Maritime industry targeted by cyber criminals

In a recent information letter to the maritime sector, the Norwegian National Security Authority (NSM) advises of an increase in the number of cyber campaigns targeting several different sectors since June 2019 and states that both the maritime sector and the oil and gas sector have been victims of such targeted attacks.

To this date, the campaigns have used social engineering techniques in e-mails and in personal messages through social media, primarily LinkedIn, but also WhatsApp and Facebook Messenger to:

• install malware on the user’s computer;
• gather information about the user, their employer or other users connected to them; and
• further spread the campaigns.

While the scope of these campaigns and the subsequent incidents are reportedly global, “companies in the United States of America, Europe, and the Middle East have been the main targets”, says the NSM. It also establishes that the threat actors have demonstrated high ability and capacity to conduct their operations.

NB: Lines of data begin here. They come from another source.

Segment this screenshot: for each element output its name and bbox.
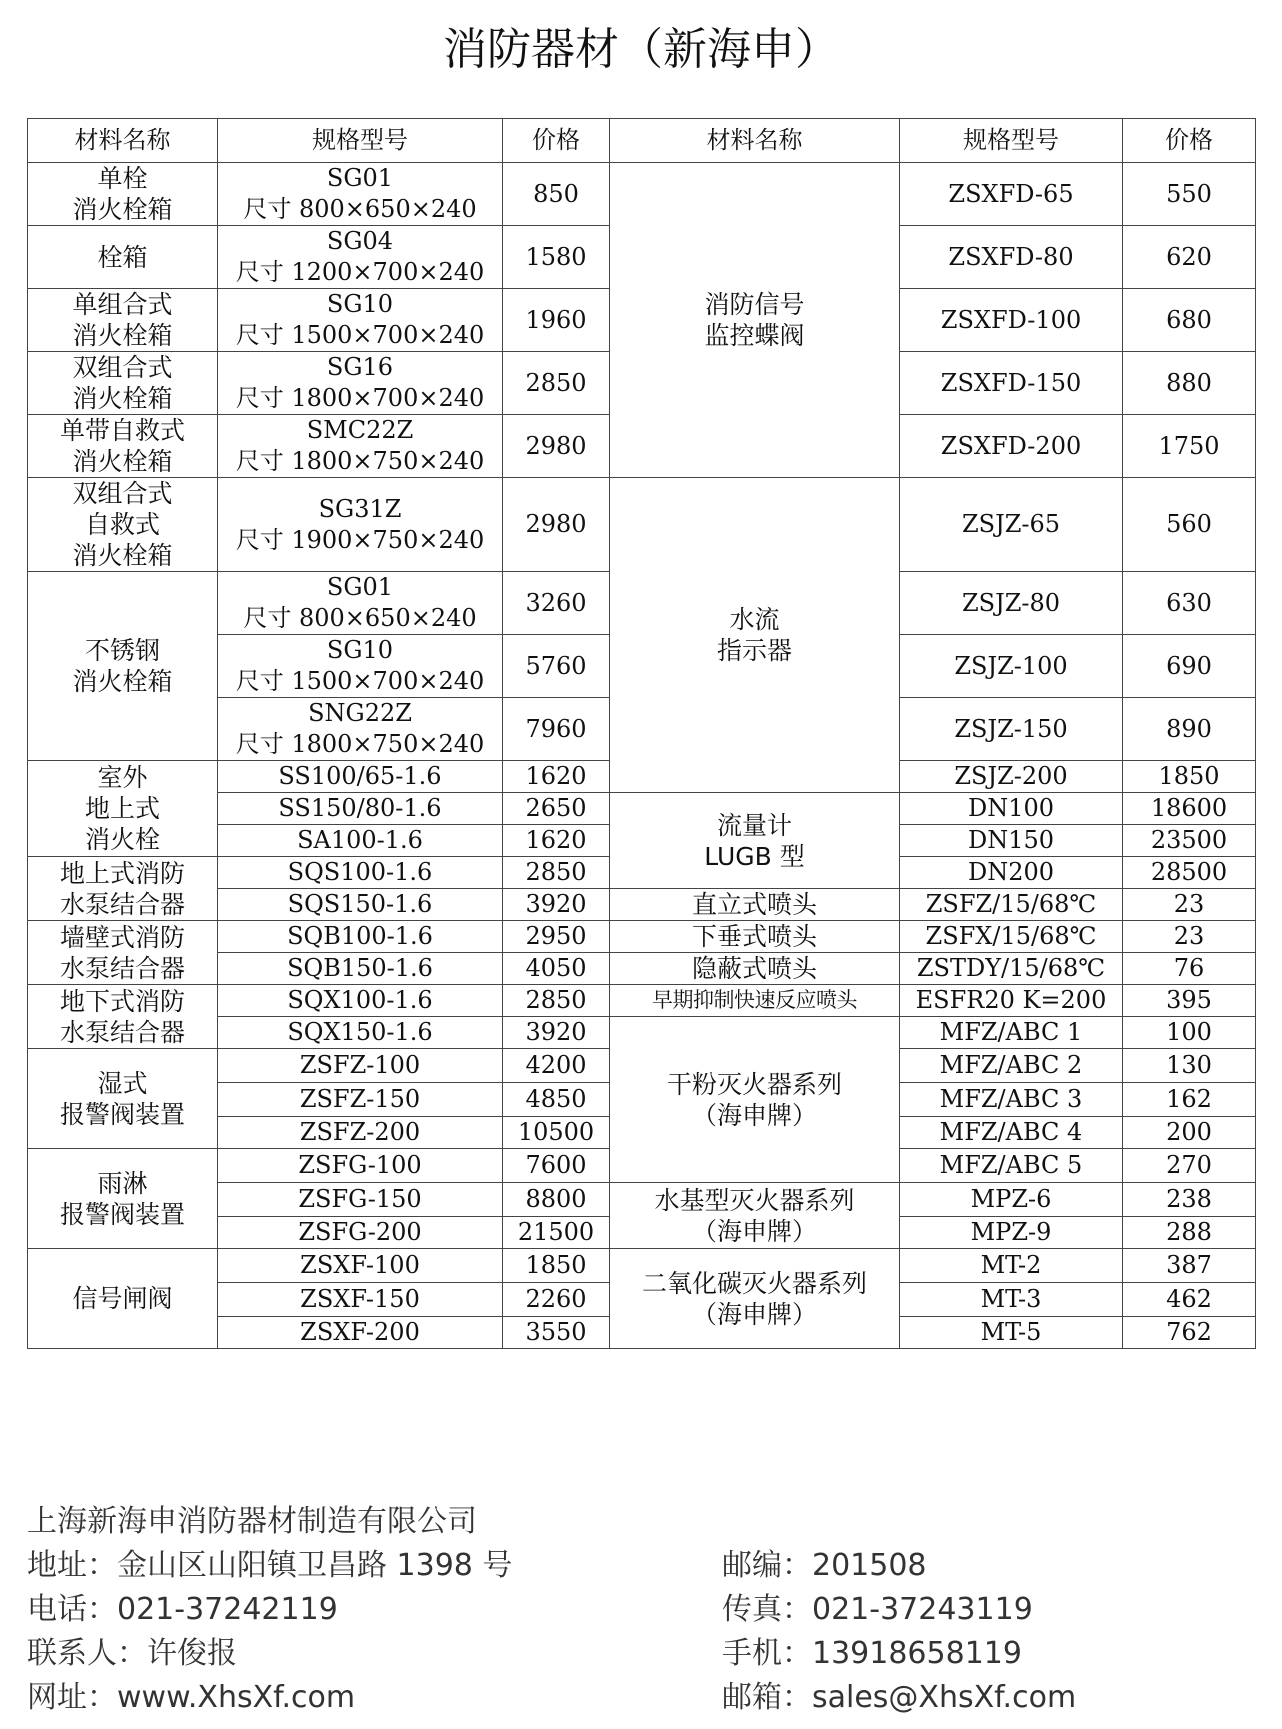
price-cell: 890 <box>1123 698 1256 761</box>
spec-cell: ZSJZ-200 <box>900 761 1123 793</box>
table-row <box>28 921 1256 953</box>
price-cell: 5760 <box>503 635 610 698</box>
website-link[interactable]: 网址：www.XhsXf.com <box>27 1680 356 1715</box>
price-cell: 28500 <box>1123 857 1256 889</box>
price-cell: 200 <box>1123 1117 1256 1149</box>
spec-cell: SS150/80-1.6 <box>218 793 503 825</box>
fax-number: 传真：021-37243119 <box>722 1592 1033 1627</box>
material-name: 单带自救式 消火栓箱 <box>28 415 218 478</box>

Based on the current situation and the risks found, the NMS advises companies and organisations to be prepared for attempts of cyber activity with malicious intent in the short to medium term. It also states that both obvious and less obvious companies may be affected, which means all types of ships as well as shipowners’ land-based infrastructure can be vulnerable to cyber incidents. In a statement of 19 August 2019, the Norwegian Maritime Authority (NMA) further emphasizes that: “Especially shipowners that operate in ISPS/MARSEC level two areas or higher should be aware of the situation.”

Recommendations

Although the NSM’s information letter is directed at Norwegian companies, we advise all ship operators and companies with responsibility for infrastructure onboard ships to continuously monitor and review digital security and to follow the recommendations made, including:

• Make sure networks are segmented. There should be no physical connection between administrative and operative parts of the network.
• Log activity at all endpoints and in the network. The NSM recommends keeping logs for at least six months.
• Use encrypted communication where possible, also between ships and land-based infrastructure. Manipulation of communication can easily be done if it is not encrypted.
• Restrict access to information and systems in accordance with people’s position and role. Restriction of access will in most cases limit the consequences after an incident.

Among the recommended counter-measures, the importance of carrying out cyber security awareness training is highlighted. All ‘users’, including seafarers, shore staff and other relevant personnel, should:

• Be aware of, and be critical to, emails with links or attachments.
  • If there are any doubts whether an attachment or a link is safe to open – assess whether it is necessary to open it at all. Report suspicious emails or messages that relate to the company to your employer.
  • Be careful with documents that suggest enabling macros in Word, Excel or PowerPoint.
• In social media:
  • Report suspicious messages received through social media, in particular if they can be connected to your employment or the company in general.
  • Establish and maintain contact only with people whose identity can be verified.
  • Be very critical to messages with links and attachments in social media, this is the new target arena.
  • Expect that everyone can see all information shared on social media about work and your private life.
  • Do not publish work-related information without the consent of your employer.
  • Do not publish information about other individuals without their consent.
  • Enable available security settings in products and applications.
  • Do not reuse the same password across services.
  • Become a Security STAR: Every time you suspect an attack or are unsure of what to do, Stop – Think – Ask – Report

Ship operators should also pay close attention to any cyber security advice provided by their national security authorities. As an example, Norwegian companies are advised to follow the NSM’s “Fundamental principles for information and communications technology (ICT) security” as well as its “Measures and recommendations concerning social media” (both are in Norwegian only). We also recommend ship operators and seafarers to report all suspicious activity and breaches of security to their flag administrations and/or national security authorities, as this will support their work to monitor ongoing cyber threats and risks.

Additional guidance

For additional recommendations related to cyber risk management, please refer to our publications “Ship operators cannot afford to turn a blind eye to cyber security” of 10 July 2019 and “It is time to strengthen your onboard cyber security procedures “of 12 December 2018. Our loss prevention awareness video produced in cooperation with DNVGL may also be useful in terms of carrying out awareness training.

Ship operators are also reminded that cyber risks must be appropriately addressed in ships’ existing safety management systems, as defined in the ISM Code, no later than the first annual ISM audit after 1 January 2021. Guidelines and best practices for implementation of cyber risk management are described in IMO’s MSC-FAL.1/Circ.3, as well as in the industry guidelines “Cyber security onboard ships”.